Des étudiants de l’Estaca à Laval ont formé un groupe de travail sur l’hydrogène. Les futurs ingénieurs en mobilités travaillent depuis septembre 2025 au rétrofit de bolide de course à l’hydrogène ; le rétrofit représentant un budget beaucoup plus modeste que de créer un moteur neuf dans l’optique de décarboner l’automobile. Ce projet, baptisé Hyce, rassemble près d’une trentaine d’étudiants répartis par pôles : moteur (simulation, adaptation…), énergie (implantation et circuit d’alimentation, stockage de liquide…), mais aussi communication et recherche de sponsoring.
Sous le regard des experts avant Le Mans 2027
En juin 2026, le projet a reçu un prix des écoles d’ingénieurs et a pu être présenté au salon international de l’automobile SIA Powertrain à Lille devant un parterre de dirigeants et ingénieurs venus échanger sur le futur des transmissions. Les étudiants sont invités à exposer leur projet dans le cadre des 24 Heures du Mans 2027. "Nous espérons d’ici là avoir reçu un moteur afin de pouvoir le présenter au Mans. Cela nous permettra de régler tous les problèmes d’adaptations et de réglages, de choix de pièces, d’architecture, de températures, etc. Nous pourrons alors au moins avancer sur le cheminement, la concentration de l’hydrogène ainsi que sur le réglage de l’électronique et des capteurs", explique William Nicoleau, l’un des étudiants à l’origine du projet Hyce.
Rendre l’hydrogène accessible
Aujourd’hui, les études sur les process à hydrogène sont essentiellement réalisées par de grandes entreprises, observent les étudiants. "C’est donc du rétrofit à grands coûts, des prototypes qui paraissent utopiques, poursuit William Nicoleau.
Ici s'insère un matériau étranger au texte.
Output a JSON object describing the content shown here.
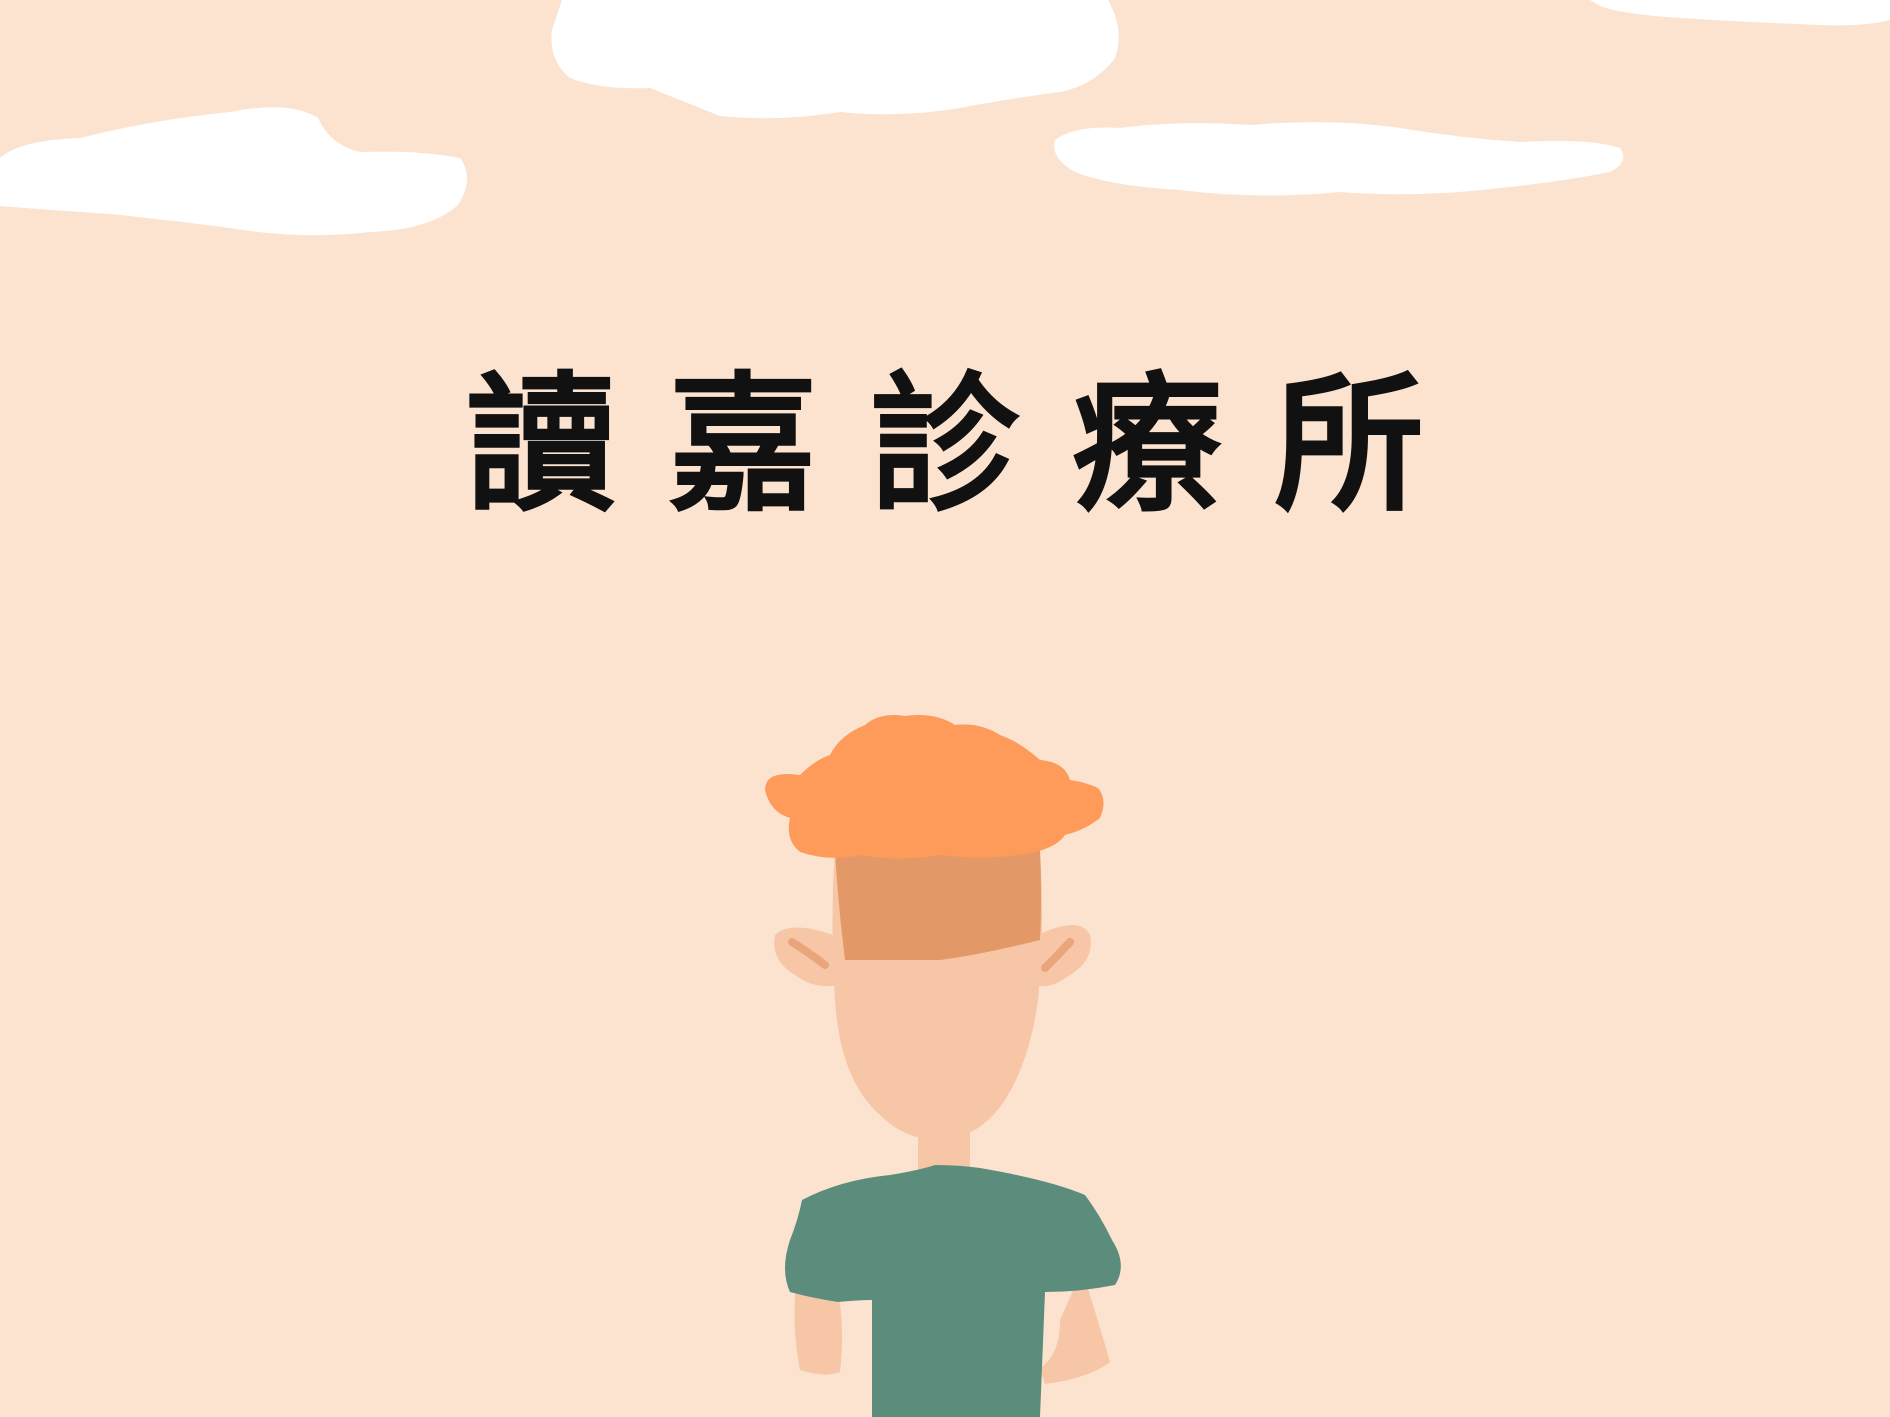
{
  "title": "讀嘉診療所",
  "colors": {
    "background": "#fbe3d0",
    "cloud": "#ffffff",
    "hair": "#fe9a5a",
    "scalp": "#e29867",
    "skin": "#f7c6a6",
    "ear_inner": "#e9a57c",
    "shirt": "#5c8c7b",
    "title_text": "#111111"
  },
  "figure": {
    "description_icon": "person-back-view-icon"
  }
}
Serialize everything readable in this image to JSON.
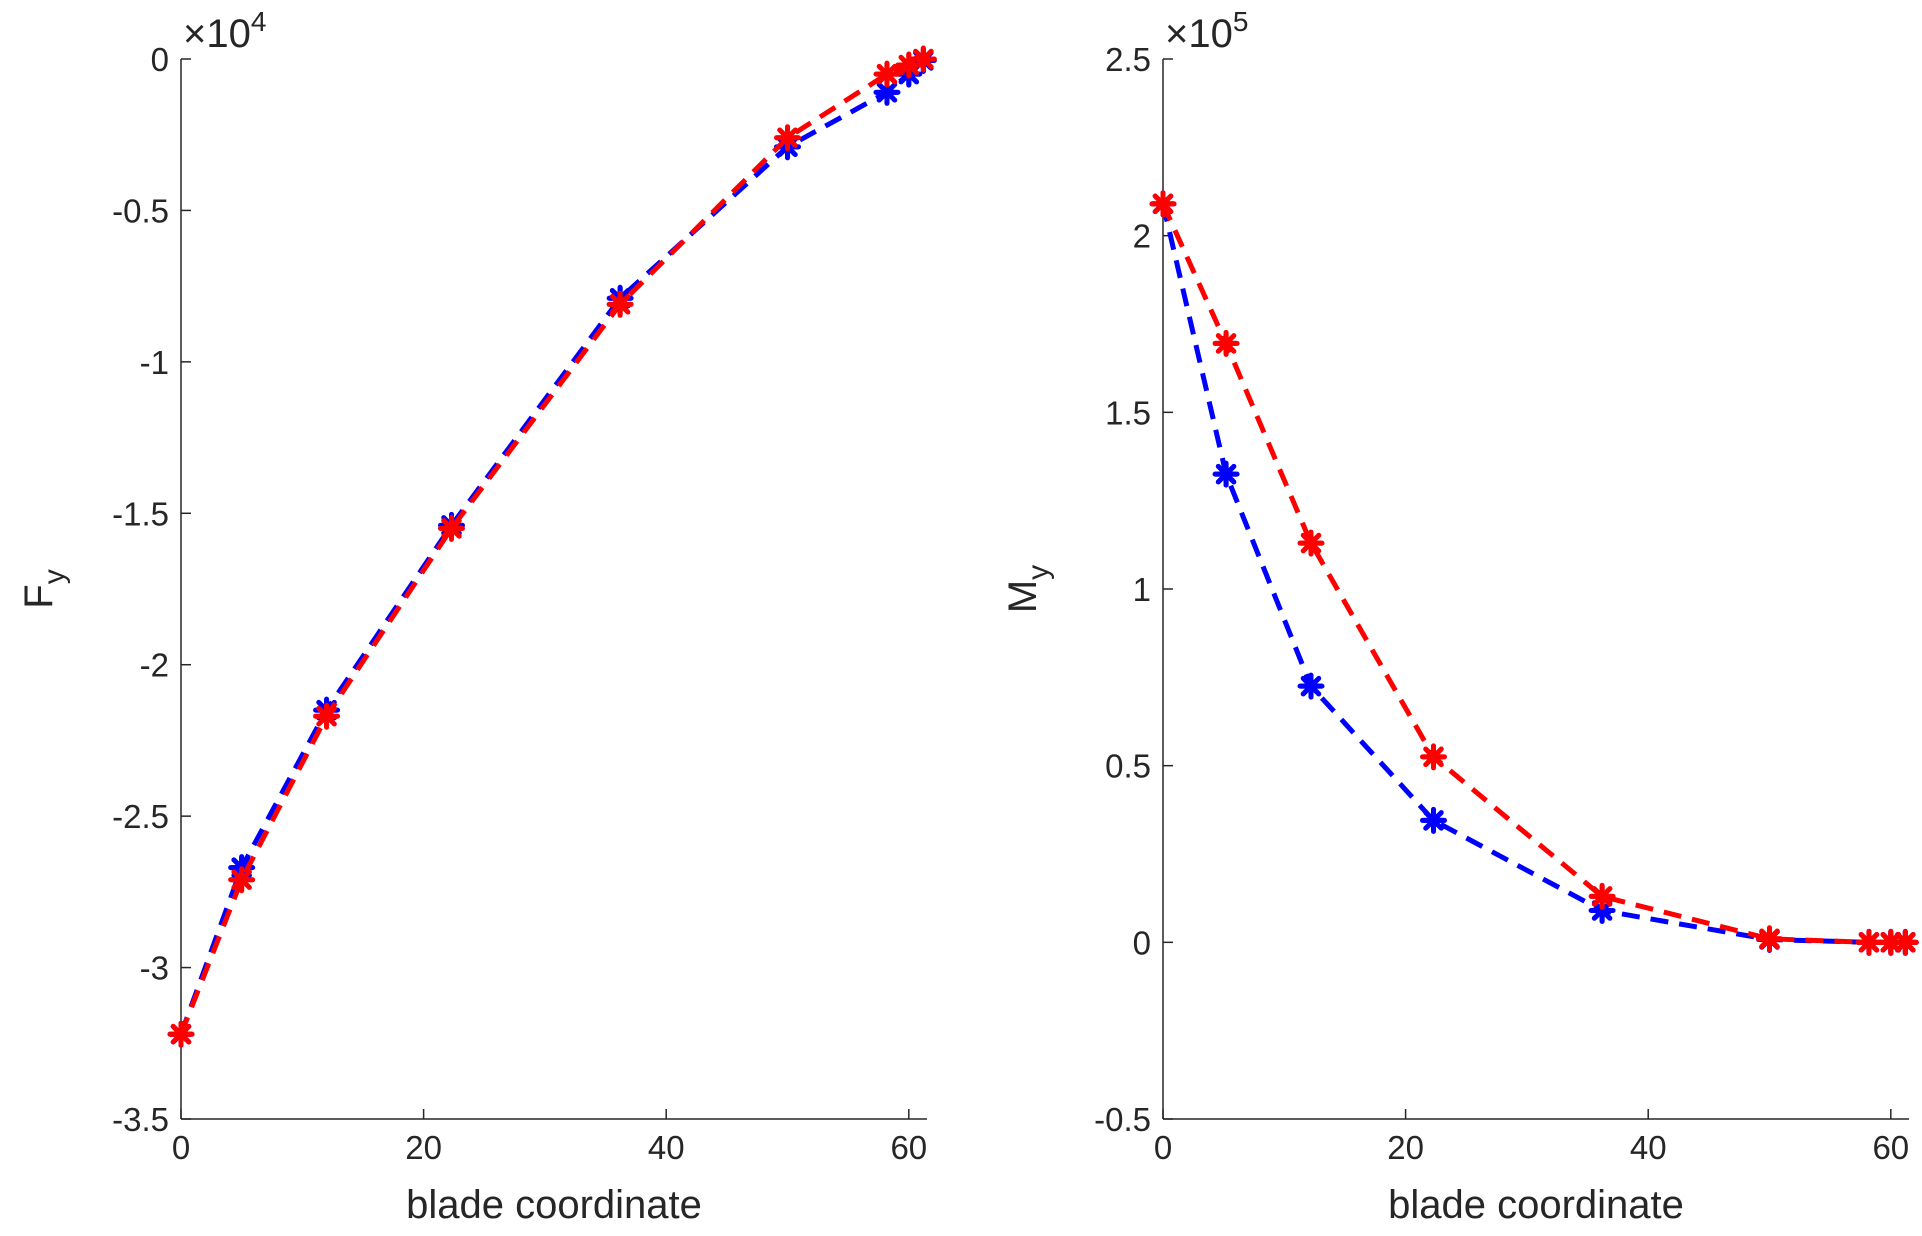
{
  "chart_data": [
    {
      "type": "line",
      "xlabel": "blade coordinate",
      "ylabel": "F",
      "ylabel_sub": "y",
      "exponent_label": "×10",
      "exponent_power": "4",
      "xlim": [
        0,
        61.5
      ],
      "ylim": [
        -35000,
        0
      ],
      "x_ticks": [
        0,
        20,
        40,
        60
      ],
      "x_tick_labels": [
        "0",
        "20",
        "40",
        "60"
      ],
      "y_ticks": [
        0,
        -5000,
        -10000,
        -15000,
        -20000,
        -25000,
        -30000,
        -35000
      ],
      "y_tick_labels": [
        "0",
        "-0.5",
        "-1",
        "-1.5",
        "-2",
        "-2.5",
        "-3",
        "-3.5"
      ],
      "grid": false,
      "legend": "none",
      "line_style": "dashed",
      "marker": "asterisk",
      "series": [
        {
          "color": "#0000ff",
          "x": [
            0,
            5,
            12,
            22.3,
            36.2,
            50,
            58.2,
            60,
            61.2
          ],
          "y": [
            -32200,
            -26700,
            -21500,
            -15400,
            -7900,
            -2900,
            -1100,
            -500,
            -50
          ]
        },
        {
          "color": "#ff0000",
          "x": [
            0,
            5,
            12,
            22.3,
            36.2,
            50,
            58.2,
            60,
            61.2
          ],
          "y": [
            -32200,
            -27100,
            -21700,
            -15500,
            -8100,
            -2600,
            -500,
            -200,
            0
          ]
        }
      ]
    },
    {
      "type": "line",
      "xlabel": "blade coordinate",
      "ylabel": "M",
      "ylabel_sub": "y",
      "exponent_label": "×10",
      "exponent_power": "5",
      "xlim": [
        0,
        61.5
      ],
      "ylim": [
        -50000,
        250000
      ],
      "x_ticks": [
        0,
        20,
        40,
        60
      ],
      "x_tick_labels": [
        "0",
        "20",
        "40",
        "60"
      ],
      "y_ticks": [
        250000,
        200000,
        150000,
        100000,
        50000,
        0,
        -50000
      ],
      "y_tick_labels": [
        "2.5",
        "2",
        "1.5",
        "1",
        "0.5",
        "0",
        "-0.5"
      ],
      "grid": false,
      "legend": "none",
      "line_style": "dashed",
      "marker": "asterisk",
      "series": [
        {
          "color": "#0000ff",
          "x": [
            0,
            5.2,
            12.2,
            22.3,
            36.2,
            50,
            58.2,
            60,
            61.2
          ],
          "y": [
            209000,
            132500,
            72500,
            34500,
            9000,
            800,
            0,
            0,
            0
          ]
        },
        {
          "color": "#ff0000",
          "x": [
            0,
            5.2,
            12.2,
            22.3,
            36.2,
            50,
            58.2,
            60,
            61.2
          ],
          "y": [
            209000,
            169500,
            113000,
            52500,
            13000,
            1000,
            0,
            0,
            0
          ]
        }
      ]
    }
  ]
}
Quand on voit ces technologies, on ne se dit pas que ce sont elles qu’on verra sur les véhicules du quotidien demain. Alors si demain, on parvient à montrer que des étudiants ont réussi à développer une motorisation à hydrogène sur une hypercar, cela montrera qu’il est possible de développer autre chose que l’électrique dans les véhicules."
L’hydrogène a également l’avantage, auprès des passionnés de courses automobiles, de conserver les sensations, les sons comme en thermique, contrairement à l’électrique. Ainsi, l’hydrogène a un avenir dans les courses automobiles. Au Mans, la Mission H24 le prouve. La réussite du projet Hyce permettrait de prouver que des applications sont possibles dans d’autres domaines. Sans doute pas sur les citadines, mais dans les transports, les engins de chantier, les tracteurs, les bateaux, les avions, etc.
Un projet pensé comme un travail d’école
Le projet Hyce est un projet volontaire et n’est pas lié à un projet d’études lié à un cursus. Arrivés en fin d’études, les étudiants à l’origine du projet souhaitent passer le témoin afin que les recherches se poursuivent au sein de l’Estaca.